Flanked by an aunt who is a Holocaust survivor, his wife and a black-and-white 1930s photo of his grandparents, Mor and Regina Stern, 42-year-old Alan Stern said his family had placed its trust in Generali. But, he said, “This trust was cruelly betrayed.” His aunt Anne Stern, 55, of Beverly Hills added: “This is not charity. This is our due.”

Later Wednesday, a lawyer for the company said Generali owes the Sterns nothing.

The lawsuit is the first filed in U.S. courts by a family alleging the wrongful withholding of life insurance benefits from policies issued to those who died in the Holocaust--in which the Nazis executed 6 million people, most of them Jews.

The suit seeks $10 million in insurance claims and $125 million in punitive damages. “The heirs of the Holocaust are frankly disgusted with Generali and its affiliates for doing business as usual,” said Alan Stern’s wife, Lisa, a Los Angeles attorney. She and Claremont lawyer William M. Shernoff, a nationally recognized expert in insurance bad-faith cases, filed the suit.

In recent months, efforts to seek redress from European insurance companies have gained momentum as Holocaust survivors race against time, against what some have called the “biological solution” to outstanding claims--in which policyholders die of old age.

Last year, a class-action lawsuit was filed in New York federal court against 16 European insurers.
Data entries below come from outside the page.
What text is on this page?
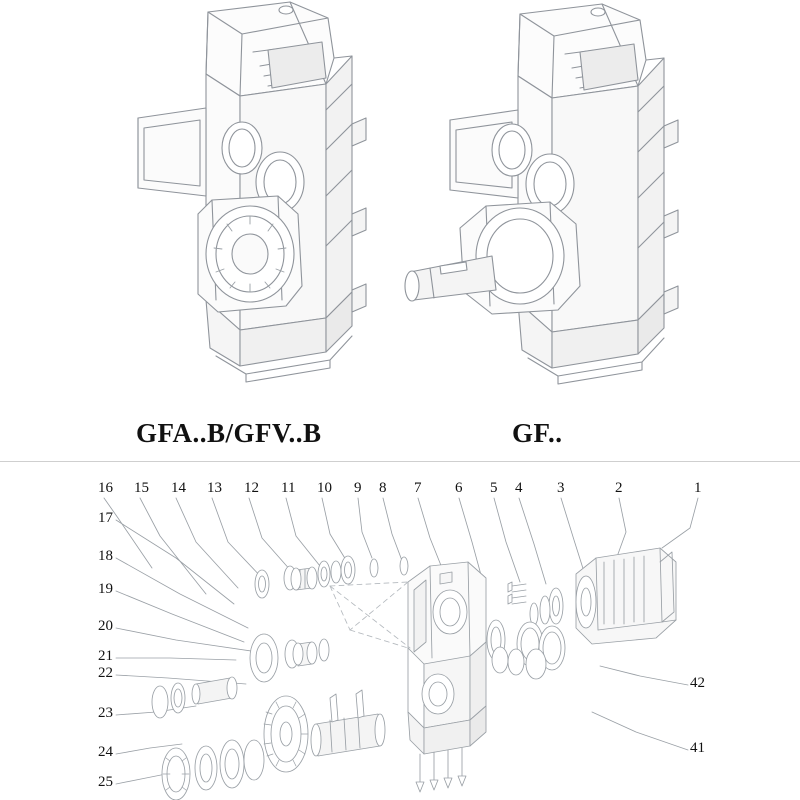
GFA..B/GFV..B	GF..
16 15 14 13 12 11 10 9 8 7 6 5 4 3	2	1
17
18
19
20
21
22
23
24
25
42
41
And in the wake of hearings held in recent weeks in Los Angeles and San Francisco, California Insurance Commissioner Chuck Quackenbush issued subpoenas Monday to Generali, ordering the company to appear Feb. 19 at an investigatory hearing in San Francisco.

Quackenbush, a member of a National Assn. of Insurance Commissioners task force on the issue of unpaid Holocaust-era claims, also appeared Wednesday at the Wiesenthal Center and said he could bar Generali from doing business in the state if he finds it acted in bad faith.

Advertisement

Generali handles about $22 million annually in premiums in California and about $125 million in the United States, Quackenbush said.

The company issued a statement later Wednesday that said it had been working in good faith with Quackenbush and other state insurance commissioners. It is unfortunate, the statement said, that Quackenbush “opted to serve subpoenas rather than simply ask for a private meeting.”

Generali, founded by Jews in 1831 and based in Trieste, Italy, is the largest insurer in Israel. In June it announced that it would establish a $12-million philanthropic fund to be administered by an administrative committee in Israel in honor of Generali policyholders who died in the Holocaust.

Meanwhile, M. Scott Vayer, Generali’s New York-based attorney, said the Sterns’ policies were among those nationalized by the Communist government of Czechoslovakia in 1945, within months after the end of the war.

That government assumed “all policy obligations,” he said, adding that Generali “respectfully states that it is not legally liable for this policy or others similarly situated.”